Meanwhile back in China…
The Shanghai Composite Index fell another 1.9% on May 11 putting Chinese stocks in bear market territory. The index is now down 21% from its November 23 high. The index is now down 19% for 2010 making it the worst performing market in the world—next to Greece.
The catalyst was news that consumer prices rose at the fastest rate in 18 months and that property prices in 70 cities rose by a 12.8% in April.
Inflation and speculation have so far not just resisted government policy designed to slow the rise in prices, but they’re actually accelerating. That has raised fears that the People’s Bank of China will finally have to raise its benchmark interest rate and put the brakes on growth across the entire economy.
Consumer prices—good old’ inflation—climbed 2.8% in April from a year earlier. That was up from the 2.4% rate of increase in March. The increase in consumer prices in March had been below February’s rate of increase raising hopes that the central bank was winning its battle against inflation. A survey of 30 economists by Bloomberg News showed a median expectation for a 2.7% gain in April consumer prices.
The real bad news is actually in the bad news behind these numbers.

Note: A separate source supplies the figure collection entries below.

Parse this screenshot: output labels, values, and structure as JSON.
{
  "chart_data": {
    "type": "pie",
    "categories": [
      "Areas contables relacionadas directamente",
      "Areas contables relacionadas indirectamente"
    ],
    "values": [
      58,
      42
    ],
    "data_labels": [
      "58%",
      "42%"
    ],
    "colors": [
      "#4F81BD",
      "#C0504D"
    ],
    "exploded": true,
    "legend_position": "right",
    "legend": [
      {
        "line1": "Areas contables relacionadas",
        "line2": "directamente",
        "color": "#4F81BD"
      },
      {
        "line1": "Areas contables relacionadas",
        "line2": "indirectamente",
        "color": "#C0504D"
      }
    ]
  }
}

The People’s Bank and government bank regulators have tried every trick in their books—short of an actual increase in the benchmark interest rate—to rein in bank lending. It’s easy money from bank loans that has fueled the real estate boom and the binge of investment in fixed assets that has kept the economy running too hot. (Growth hit 11.9% in the first quarter of 2010.) The surge in bank loans in 2009 has raised fears, extremely well founded in my opinion, that many of these loans are to unqualified but well connected individuals or companies and that they will result in a dangerous increase in bad loans on bank balance sheets.
The bad news—nothing the central banks or regulators have done is slowing the flood of loan money to a rate that economists think is acceptable. New lending in April of 774 renminbi—or about $110 billion—was above the consensus forecasts of 24 economists surveyed by Bloomberg News.
At 2.8% inflation is getting very close to the government’s target of a 3% inflation rate for the entire year. I doubt that the People’s Bank or bank regulators will sit on their hands until inflation reaches that benchmark.
Falling stock prices in Shanghai indicate that investors there are expecting action too.